Thanks so much for the detailed clarification! The k8s-as-Borg-successor meme is even perpetuated on the Borg paper, so I guess that's why I repeated it :P
If I may ask, is it primarily just reliance on publicly-available infrastructural pieces that hobbles K8s in terms of scalability? i.e. that the problem is more about ecosystem than architecture, because the industry just doesn't have things like (or as "good" as) Stubby and Chubby, and Google's basically never going to open-source/reimplement those?
Stubby and Chubby are not related to Borg's scalability.
The reason Kubernetes scalability was originally not so great was because it simply wasn't prioritized. We were more concerned with building a feature set that would drive adoption (and making sure the system was stable). Only once Kubernetes began to have serious users, did we start worrying about scalability. There have been a number of blog posts on the Kubernetes blog over the years about what we did to improve scalability, and how we measure it.

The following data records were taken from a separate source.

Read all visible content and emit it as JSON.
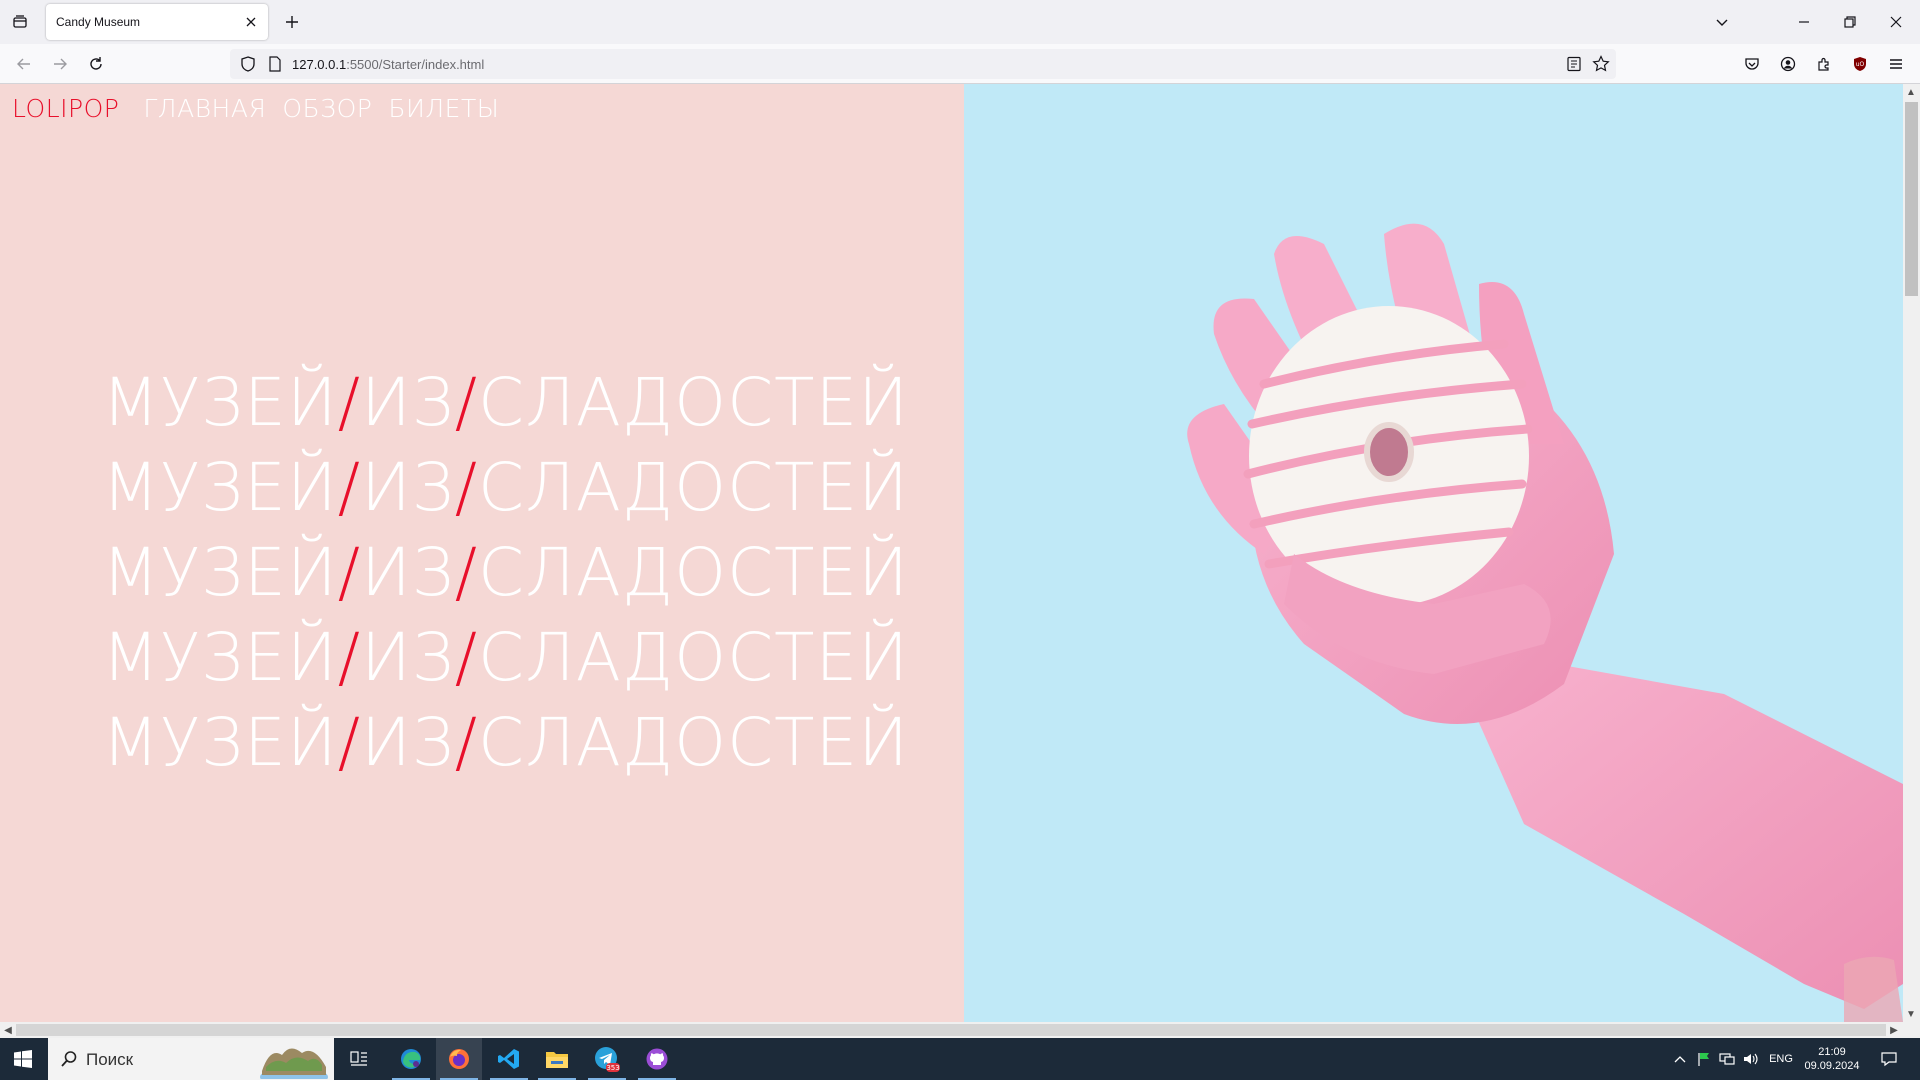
{
  "browser": {
    "tab_title": "Candy Museum",
    "url_host": "127.0.0.1",
    "url_path": ":5500/Starter/index.html"
  },
  "site": {
    "logo": "LOLIPOP",
    "nav": [
      "ГЛАВНАЯ",
      "ОБЗОР",
      "БИЛЕТЫ"
    ],
    "headline_words": [
      "МУЗЕЙ",
      "ИЗ",
      "СЛАДОСТЕЙ"
    ],
    "separator": "/",
    "headline_repeat": 5
  },
  "colors": {
    "left_bg": "#f5d8d5",
    "right_bg": "#c0e9f7",
    "accent": "#e8102b",
    "glove": "#f5a3c2",
    "donut_glaze": "#f7f3f0",
    "donut_stripe": "#f3a0bd"
  },
  "taskbar": {
    "search_placeholder": "Поиск",
    "language": "ENG",
    "time": "21:09",
    "date": "09.09.2024",
    "telegram_badge": "353"
  }
}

I'd encourage you to join the Kubernetes scalability SIG (https://github.com/kubernetes/community/tree/master/sig-scal...) to learn more about this topic. The SIG is always interested in understanding people's scalability requirements, and improving Kubernetes scalability beyond the current 5000 node "limit." (I put that in quotes because there's no performance cliff, it's just the maximum number of nodes you can run today if you want Kubernetes to meet the Kubernetes performance SLOs given the workload in the scalability tests.)
In this thread there is a repeated meme of "Borg is way more scalable than Kubernetes, and will always be so".
But this ignores a lot of the history of Borg. When Borg was first created, it was not nearly as scalable as its current incarnation. We hit scalability bugs and limitations all the time! (I was working on a team which was exploring the scalability limits of MapReduce, which was often very good at finding the limits in Borg and other systems it interacted with.)
Over the years many many Borg engineers have taken on many projects, both in solving bugs and rearchitecting major pieces of Borg with the intention of making it scale better (to run more jobs at once, utilize machines better, increase the degree of failure and performance isolation between jobs, and scale up to manage larger clusters of machines). Many of the lessons learned went into the design of Kubernetes, but Kubernetes is still much newer than Borg, which means it has fewer years of the "identify a scalability bug and squash it" feedback loop.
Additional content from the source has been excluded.